The first time I saw Lake Michigan I was stunned, not only by its oceanic size but its vivid blue color and clarity. Lake Michigan is one of the clearest freshwater lakes in the world. Sadly, the crystal clarity of the water is largely due to the invasive zebra and quagga mussels that now carpet the lake’s bottom, filtering the plankton, algae, and nutrients required to support a healthy ecosystem. These invaders have been incredibly successful colonizers of the Great Lakes and other freshwater habitats, and interestingly, they originated from the brackishwater (salty) Ponto-Caspian Seas. Since the opening of the St. Lawrence Seaway in 1959, Great Lakes ecosystems have been inundated with successive invasions of almost 200 different species, many of which originated from saltwater habitats. Throughout Earth’s history, aquatic species have largely been restricted to live in narrow salinity ranges. How have these saltwater organisms been so successful at colonizing freshwater habitats like the Great Lakes?

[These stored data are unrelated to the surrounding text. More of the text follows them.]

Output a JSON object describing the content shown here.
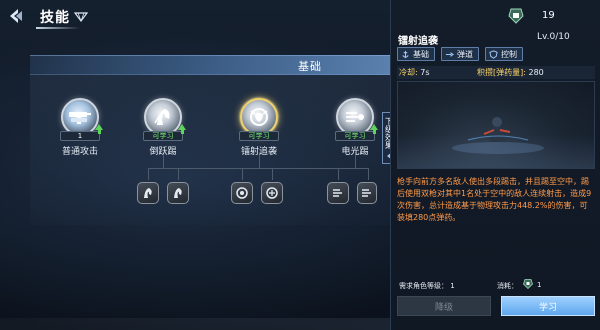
{
  "header": {
    "title": "技能"
  },
  "tree": {
    "section_title": "基础",
    "nodes": [
      {
        "label": "普通攻击",
        "badge": "1"
      },
      {
        "label": "倒跃踢",
        "badge": "可学习"
      },
      {
        "label": "镭射追袭",
        "badge": "可学习"
      },
      {
        "label": "电光踢",
        "badge": "可学习"
      }
    ],
    "side_tab_label": "下级效果"
  },
  "detail": {
    "currency_count": "19",
    "skill_name": "镭射追袭",
    "level": "Lv.0/10",
    "tags": [
      "基础",
      "弹道",
      "控制"
    ],
    "cooldown_label": "冷却:",
    "cooldown_value": "7s",
    "capacity_label": "积攒[弹药量]:",
    "capacity_value": "280",
    "description": "枪手向前方多名敌人使出多段踢击，并且踢至空中，踢后使用双枪对其中1名处于空中的敌人连续射击，造成9次伤害，总计造成基于物理攻击力448.2%的伤害，可装填280点弹药。",
    "requirement_label": "需求角色等级：",
    "requirement_value": "1",
    "cost_label": "消耗：",
    "cost_value": "1",
    "downgrade_label": "降级",
    "learn_label": "学习"
  },
  "colors": {
    "accent_blue": "#5ea6ec",
    "learnable_green": "#7cf07a",
    "description_orange": "#ff9b4a",
    "stat_label_yellow": "#ffd76b",
    "selected_gold": "#f0d26a"
  }
}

Coincidentally, that first experience of mine with Lake Michigan was during my travel from Washington, DC to Madison, WI to start a postdoc position with Carol E. Lee at the University of Wisconsin - Madison. One of the reasons I decided to join in her lab was a 2008 paper by Lee & Gelembiuk describing evolutionary factors and scenarios that could allow certain invading populations to be successful in novel habitats. I was particularly intrigued by one scenario, in which fluctuating environments could promote the maintenance of important genetic variation in populations, facilitating rapid adaptation in novel environments. This process could explain how many invaders of freshwater habitats have rapidly evolved the ability to tolerate fresh water.  

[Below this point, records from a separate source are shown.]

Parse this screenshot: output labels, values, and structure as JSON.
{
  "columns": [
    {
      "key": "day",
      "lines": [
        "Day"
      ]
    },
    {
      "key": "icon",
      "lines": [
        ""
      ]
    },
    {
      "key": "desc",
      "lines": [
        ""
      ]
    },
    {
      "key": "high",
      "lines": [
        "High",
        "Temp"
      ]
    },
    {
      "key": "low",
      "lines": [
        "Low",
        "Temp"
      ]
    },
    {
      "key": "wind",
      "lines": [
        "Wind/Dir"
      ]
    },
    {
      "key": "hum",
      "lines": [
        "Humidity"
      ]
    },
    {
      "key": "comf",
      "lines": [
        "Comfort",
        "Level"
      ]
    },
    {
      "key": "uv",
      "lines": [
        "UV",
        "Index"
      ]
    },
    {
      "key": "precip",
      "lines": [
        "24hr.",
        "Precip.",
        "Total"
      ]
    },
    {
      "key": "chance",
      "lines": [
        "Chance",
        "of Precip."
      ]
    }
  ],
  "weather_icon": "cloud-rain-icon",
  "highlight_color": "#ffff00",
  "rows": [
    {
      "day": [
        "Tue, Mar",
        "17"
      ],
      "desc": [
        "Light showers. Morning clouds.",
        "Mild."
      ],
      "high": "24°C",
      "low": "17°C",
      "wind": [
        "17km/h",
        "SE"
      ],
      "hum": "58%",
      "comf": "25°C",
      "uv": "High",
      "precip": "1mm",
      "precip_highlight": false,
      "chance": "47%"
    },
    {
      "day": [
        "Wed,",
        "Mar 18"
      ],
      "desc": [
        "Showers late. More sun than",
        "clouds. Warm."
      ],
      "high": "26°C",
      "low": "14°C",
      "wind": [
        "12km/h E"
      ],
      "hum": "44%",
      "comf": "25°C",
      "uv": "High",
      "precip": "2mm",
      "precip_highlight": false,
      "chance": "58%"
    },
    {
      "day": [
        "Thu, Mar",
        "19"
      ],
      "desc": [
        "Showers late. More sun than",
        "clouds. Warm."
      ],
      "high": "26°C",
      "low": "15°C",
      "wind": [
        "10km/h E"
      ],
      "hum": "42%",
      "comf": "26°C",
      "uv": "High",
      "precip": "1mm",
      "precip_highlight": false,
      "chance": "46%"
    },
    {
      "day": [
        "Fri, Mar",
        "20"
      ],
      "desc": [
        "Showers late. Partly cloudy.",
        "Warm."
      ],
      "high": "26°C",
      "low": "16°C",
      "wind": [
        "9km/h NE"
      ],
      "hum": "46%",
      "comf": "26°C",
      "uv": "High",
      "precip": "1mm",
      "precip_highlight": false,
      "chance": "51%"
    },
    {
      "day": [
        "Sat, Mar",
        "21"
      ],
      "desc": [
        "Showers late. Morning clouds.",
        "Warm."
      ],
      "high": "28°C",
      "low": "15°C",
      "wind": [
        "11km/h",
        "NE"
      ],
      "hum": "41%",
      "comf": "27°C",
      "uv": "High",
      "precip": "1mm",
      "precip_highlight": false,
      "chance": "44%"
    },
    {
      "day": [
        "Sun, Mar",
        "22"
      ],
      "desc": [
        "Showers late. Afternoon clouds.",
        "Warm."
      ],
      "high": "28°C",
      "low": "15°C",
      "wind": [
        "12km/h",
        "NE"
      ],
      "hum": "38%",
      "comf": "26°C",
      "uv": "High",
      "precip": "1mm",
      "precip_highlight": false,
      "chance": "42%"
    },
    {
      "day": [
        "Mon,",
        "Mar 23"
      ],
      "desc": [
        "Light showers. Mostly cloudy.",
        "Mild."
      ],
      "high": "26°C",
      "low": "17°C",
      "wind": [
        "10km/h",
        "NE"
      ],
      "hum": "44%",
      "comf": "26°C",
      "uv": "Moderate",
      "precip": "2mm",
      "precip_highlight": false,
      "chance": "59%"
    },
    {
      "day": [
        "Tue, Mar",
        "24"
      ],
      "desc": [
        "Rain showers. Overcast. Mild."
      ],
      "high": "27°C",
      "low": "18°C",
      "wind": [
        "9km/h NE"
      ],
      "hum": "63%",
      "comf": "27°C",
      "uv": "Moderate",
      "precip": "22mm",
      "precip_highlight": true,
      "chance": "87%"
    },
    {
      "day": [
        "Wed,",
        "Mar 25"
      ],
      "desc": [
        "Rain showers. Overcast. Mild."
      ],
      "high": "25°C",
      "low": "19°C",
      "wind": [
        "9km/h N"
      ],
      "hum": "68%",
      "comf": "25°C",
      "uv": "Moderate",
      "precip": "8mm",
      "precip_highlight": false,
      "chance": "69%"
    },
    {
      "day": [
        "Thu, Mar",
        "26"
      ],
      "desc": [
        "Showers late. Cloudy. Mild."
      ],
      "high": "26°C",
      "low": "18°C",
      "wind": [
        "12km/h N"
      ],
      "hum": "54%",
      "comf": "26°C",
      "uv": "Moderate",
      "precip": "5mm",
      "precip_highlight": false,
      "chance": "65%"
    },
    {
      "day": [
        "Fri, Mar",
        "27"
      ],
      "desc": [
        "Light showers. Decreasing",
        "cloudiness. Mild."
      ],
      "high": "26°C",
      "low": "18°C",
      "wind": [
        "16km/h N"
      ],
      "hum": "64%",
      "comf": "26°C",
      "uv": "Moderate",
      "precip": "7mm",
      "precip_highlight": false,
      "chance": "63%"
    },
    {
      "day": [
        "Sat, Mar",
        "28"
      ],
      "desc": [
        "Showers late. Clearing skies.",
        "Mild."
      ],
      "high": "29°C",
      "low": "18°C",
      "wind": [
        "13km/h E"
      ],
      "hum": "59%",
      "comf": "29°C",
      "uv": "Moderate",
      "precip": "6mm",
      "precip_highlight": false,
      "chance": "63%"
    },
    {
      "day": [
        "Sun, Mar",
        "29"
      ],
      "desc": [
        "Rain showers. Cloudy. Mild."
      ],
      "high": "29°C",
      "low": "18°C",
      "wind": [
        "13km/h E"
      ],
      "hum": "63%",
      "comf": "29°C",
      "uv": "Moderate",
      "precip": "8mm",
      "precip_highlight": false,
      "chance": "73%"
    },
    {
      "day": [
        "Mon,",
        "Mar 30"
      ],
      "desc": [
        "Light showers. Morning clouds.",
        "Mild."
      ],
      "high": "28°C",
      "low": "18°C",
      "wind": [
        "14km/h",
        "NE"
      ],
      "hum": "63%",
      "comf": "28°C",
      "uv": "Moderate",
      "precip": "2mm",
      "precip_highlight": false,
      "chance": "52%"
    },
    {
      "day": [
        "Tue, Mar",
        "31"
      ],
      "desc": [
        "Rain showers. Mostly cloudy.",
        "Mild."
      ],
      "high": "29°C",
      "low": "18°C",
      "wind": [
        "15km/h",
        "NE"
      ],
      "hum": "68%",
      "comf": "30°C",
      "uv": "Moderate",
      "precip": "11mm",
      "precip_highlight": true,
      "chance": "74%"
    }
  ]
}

Me (David Stern) collecting copepods with a plankton
net from Lake Michigan. Racine, Wisconsin 2020

Our recent study explored this hypothesis using population genomic data from the copepod Eurytemora affinis, a successful invader of the Great Lakes and other freshwater habitats. Its native ranges include estuaries and salt marshes that exhibit temporal and spatial variation in salinity. Analyzing replicated invasion events from distinct source populations, we found that many of the same genomic loci were under selection across freshwater invasion events and that a significant proportion of those loci also had signatures of fluctuating selection in the native ranges. These results supported the hypothesis that fluctuating environments could repeatedly generate successful invaders through evolutionary processes maintaining key genetic variation.